At the same time as briefing EHRC I also agreed the text of a Parliamentary Written Question with Lynne Jones MP, which she agreed to submit. As Parliament was in recess for the summer, this has only just been answered. However, it has also now been the prompt for the Department to assure me in person that a letter will be going to the Chief Executives of all English PCTs later this week, on this very issue.
When the letter has been sent and I have a copy I will Blog it here. I'll also cover the formal response to the issues I've raised personally with the Department. In the meantime, however, here is the Parliamentary Question and its' answer.
Note that these kinds of answers are usually couched in very careful words like this one, so the value isn't in the words but the fact that the issue has been forced up to the most senior levels, involving Ministers and the Chief Executive of the NHS, David Nicholson.

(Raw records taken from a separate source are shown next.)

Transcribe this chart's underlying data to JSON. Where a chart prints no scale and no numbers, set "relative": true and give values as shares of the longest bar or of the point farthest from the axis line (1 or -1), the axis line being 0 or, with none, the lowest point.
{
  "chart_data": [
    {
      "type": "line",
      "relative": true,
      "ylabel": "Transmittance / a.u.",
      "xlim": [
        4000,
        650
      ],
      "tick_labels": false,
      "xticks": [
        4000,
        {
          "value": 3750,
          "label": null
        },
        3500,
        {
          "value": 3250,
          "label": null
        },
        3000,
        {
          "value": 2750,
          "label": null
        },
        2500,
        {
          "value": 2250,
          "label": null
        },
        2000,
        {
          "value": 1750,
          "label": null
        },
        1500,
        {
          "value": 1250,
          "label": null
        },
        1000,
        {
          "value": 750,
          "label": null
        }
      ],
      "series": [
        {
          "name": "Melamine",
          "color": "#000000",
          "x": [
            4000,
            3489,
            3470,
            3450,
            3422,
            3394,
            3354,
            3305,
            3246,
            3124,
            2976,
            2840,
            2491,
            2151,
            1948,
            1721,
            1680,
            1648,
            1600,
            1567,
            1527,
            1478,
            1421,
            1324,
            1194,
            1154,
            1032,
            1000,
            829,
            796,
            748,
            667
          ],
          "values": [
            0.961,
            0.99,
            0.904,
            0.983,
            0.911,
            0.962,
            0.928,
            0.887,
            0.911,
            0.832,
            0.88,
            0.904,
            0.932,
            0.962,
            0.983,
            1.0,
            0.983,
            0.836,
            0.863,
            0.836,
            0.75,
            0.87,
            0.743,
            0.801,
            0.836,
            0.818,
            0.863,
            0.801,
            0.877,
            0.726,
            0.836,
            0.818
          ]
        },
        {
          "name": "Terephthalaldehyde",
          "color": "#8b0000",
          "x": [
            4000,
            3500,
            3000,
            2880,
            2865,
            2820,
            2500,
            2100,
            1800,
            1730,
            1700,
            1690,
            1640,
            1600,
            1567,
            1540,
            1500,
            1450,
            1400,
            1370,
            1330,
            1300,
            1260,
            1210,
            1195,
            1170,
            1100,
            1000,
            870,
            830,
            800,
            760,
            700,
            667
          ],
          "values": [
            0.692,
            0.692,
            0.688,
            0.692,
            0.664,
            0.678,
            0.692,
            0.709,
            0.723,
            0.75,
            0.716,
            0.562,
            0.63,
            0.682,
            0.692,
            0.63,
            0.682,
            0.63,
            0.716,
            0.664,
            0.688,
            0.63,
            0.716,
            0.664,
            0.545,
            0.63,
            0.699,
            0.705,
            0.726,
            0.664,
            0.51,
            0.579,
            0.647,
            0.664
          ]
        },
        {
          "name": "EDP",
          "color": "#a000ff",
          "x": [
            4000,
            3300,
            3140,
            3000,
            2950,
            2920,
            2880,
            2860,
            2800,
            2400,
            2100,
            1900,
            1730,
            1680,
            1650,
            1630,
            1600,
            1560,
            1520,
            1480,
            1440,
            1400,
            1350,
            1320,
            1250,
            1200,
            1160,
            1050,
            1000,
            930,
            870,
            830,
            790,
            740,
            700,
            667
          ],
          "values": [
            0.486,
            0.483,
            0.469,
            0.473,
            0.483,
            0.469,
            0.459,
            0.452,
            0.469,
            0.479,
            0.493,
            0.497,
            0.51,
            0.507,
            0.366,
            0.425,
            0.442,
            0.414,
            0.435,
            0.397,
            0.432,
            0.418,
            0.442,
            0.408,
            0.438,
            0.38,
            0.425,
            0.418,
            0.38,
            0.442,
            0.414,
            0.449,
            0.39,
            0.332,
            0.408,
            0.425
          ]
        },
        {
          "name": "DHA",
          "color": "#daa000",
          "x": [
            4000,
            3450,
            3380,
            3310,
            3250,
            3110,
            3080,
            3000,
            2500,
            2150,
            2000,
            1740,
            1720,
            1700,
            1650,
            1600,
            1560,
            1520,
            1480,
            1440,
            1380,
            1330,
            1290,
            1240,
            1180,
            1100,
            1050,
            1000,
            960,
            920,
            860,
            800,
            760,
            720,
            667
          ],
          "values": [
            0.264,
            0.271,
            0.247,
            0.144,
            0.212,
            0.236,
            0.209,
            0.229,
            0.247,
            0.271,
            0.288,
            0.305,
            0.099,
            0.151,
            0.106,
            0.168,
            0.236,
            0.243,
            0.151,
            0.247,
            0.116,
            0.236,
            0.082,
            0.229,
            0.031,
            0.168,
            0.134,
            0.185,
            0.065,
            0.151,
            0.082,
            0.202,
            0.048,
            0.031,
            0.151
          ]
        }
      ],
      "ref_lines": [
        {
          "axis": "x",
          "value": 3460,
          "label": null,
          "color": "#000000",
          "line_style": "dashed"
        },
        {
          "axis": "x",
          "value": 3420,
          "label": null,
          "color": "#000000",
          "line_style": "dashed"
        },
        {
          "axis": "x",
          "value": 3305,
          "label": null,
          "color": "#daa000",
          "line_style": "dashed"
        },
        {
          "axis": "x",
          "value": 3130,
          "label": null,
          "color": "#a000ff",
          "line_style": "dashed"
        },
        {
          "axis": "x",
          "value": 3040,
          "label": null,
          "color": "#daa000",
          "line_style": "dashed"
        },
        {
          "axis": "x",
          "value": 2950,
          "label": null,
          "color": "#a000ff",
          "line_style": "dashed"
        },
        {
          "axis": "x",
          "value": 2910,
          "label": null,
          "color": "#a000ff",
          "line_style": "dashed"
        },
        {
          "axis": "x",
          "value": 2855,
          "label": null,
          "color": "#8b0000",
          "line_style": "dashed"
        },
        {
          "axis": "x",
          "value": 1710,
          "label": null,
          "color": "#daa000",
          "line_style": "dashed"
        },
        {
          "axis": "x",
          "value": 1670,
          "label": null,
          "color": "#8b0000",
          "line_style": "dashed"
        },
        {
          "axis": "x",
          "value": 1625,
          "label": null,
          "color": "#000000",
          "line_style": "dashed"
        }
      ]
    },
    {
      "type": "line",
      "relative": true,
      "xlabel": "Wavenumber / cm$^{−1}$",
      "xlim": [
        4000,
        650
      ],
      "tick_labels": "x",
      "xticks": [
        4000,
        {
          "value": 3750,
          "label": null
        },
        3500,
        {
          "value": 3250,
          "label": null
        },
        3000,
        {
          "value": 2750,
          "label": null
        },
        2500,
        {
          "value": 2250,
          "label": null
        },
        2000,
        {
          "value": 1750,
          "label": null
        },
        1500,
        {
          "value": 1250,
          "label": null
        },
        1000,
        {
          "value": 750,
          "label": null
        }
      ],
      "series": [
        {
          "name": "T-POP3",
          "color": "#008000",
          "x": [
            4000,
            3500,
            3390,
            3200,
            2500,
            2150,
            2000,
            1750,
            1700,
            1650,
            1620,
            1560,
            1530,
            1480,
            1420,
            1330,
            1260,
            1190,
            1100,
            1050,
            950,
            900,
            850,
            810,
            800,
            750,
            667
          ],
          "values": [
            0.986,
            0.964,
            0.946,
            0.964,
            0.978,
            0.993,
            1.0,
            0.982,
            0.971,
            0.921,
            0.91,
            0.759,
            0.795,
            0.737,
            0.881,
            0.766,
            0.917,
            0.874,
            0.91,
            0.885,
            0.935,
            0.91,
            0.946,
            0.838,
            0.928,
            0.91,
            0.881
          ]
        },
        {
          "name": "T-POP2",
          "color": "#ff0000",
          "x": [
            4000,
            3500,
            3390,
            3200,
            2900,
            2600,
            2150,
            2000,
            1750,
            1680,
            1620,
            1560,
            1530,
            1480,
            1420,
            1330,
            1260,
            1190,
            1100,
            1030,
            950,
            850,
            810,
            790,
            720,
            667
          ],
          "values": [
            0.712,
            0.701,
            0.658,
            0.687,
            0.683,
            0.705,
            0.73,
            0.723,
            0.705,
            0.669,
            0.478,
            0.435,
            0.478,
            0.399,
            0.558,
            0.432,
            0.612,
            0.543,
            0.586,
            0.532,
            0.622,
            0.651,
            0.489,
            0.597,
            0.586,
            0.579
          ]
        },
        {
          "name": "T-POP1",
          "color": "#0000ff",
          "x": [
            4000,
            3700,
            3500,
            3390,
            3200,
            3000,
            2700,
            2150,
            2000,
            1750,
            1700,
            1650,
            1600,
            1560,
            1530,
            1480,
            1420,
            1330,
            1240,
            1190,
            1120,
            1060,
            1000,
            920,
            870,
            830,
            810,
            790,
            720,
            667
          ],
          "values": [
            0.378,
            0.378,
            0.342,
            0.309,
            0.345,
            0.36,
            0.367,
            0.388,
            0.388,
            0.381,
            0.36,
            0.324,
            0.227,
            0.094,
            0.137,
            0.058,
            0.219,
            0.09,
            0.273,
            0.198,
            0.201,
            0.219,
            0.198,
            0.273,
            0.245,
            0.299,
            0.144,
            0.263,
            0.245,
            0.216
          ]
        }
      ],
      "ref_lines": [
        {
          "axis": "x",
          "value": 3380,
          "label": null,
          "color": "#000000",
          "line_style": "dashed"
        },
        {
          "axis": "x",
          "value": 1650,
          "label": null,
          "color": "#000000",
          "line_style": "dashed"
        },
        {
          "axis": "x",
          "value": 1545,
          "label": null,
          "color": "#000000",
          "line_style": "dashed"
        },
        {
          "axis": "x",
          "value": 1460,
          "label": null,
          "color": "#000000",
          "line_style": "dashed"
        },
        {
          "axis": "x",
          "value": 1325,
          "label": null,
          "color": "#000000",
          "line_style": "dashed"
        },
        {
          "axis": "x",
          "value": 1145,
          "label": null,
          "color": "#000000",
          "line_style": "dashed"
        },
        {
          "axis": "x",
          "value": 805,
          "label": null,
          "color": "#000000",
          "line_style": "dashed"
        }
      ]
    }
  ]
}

16 Sep 2009 : Column 2238W—continued
Gender Identity Disorder
Lynne Jones: To ask the Secretary of State for Health what steps he is taking to ensure that all primary care trusts provide accessible, timely and high quality gender identity services. 
Mr. Mike O'Brien: The Department is committed to the delivery of high quality national health service gender identity services. Primary care trust commissioning of gender identity services remains a matter for local prioritisation, with access to services determined by clinical need and local decision-making.
The Department is in the process of writing out to all NHS chief executives and their teams, via the weekly NHS leadership team bulletin the week, to reiterate this commitment to high quality gender identity services and the importance of considering such cases individually, according to clinical need.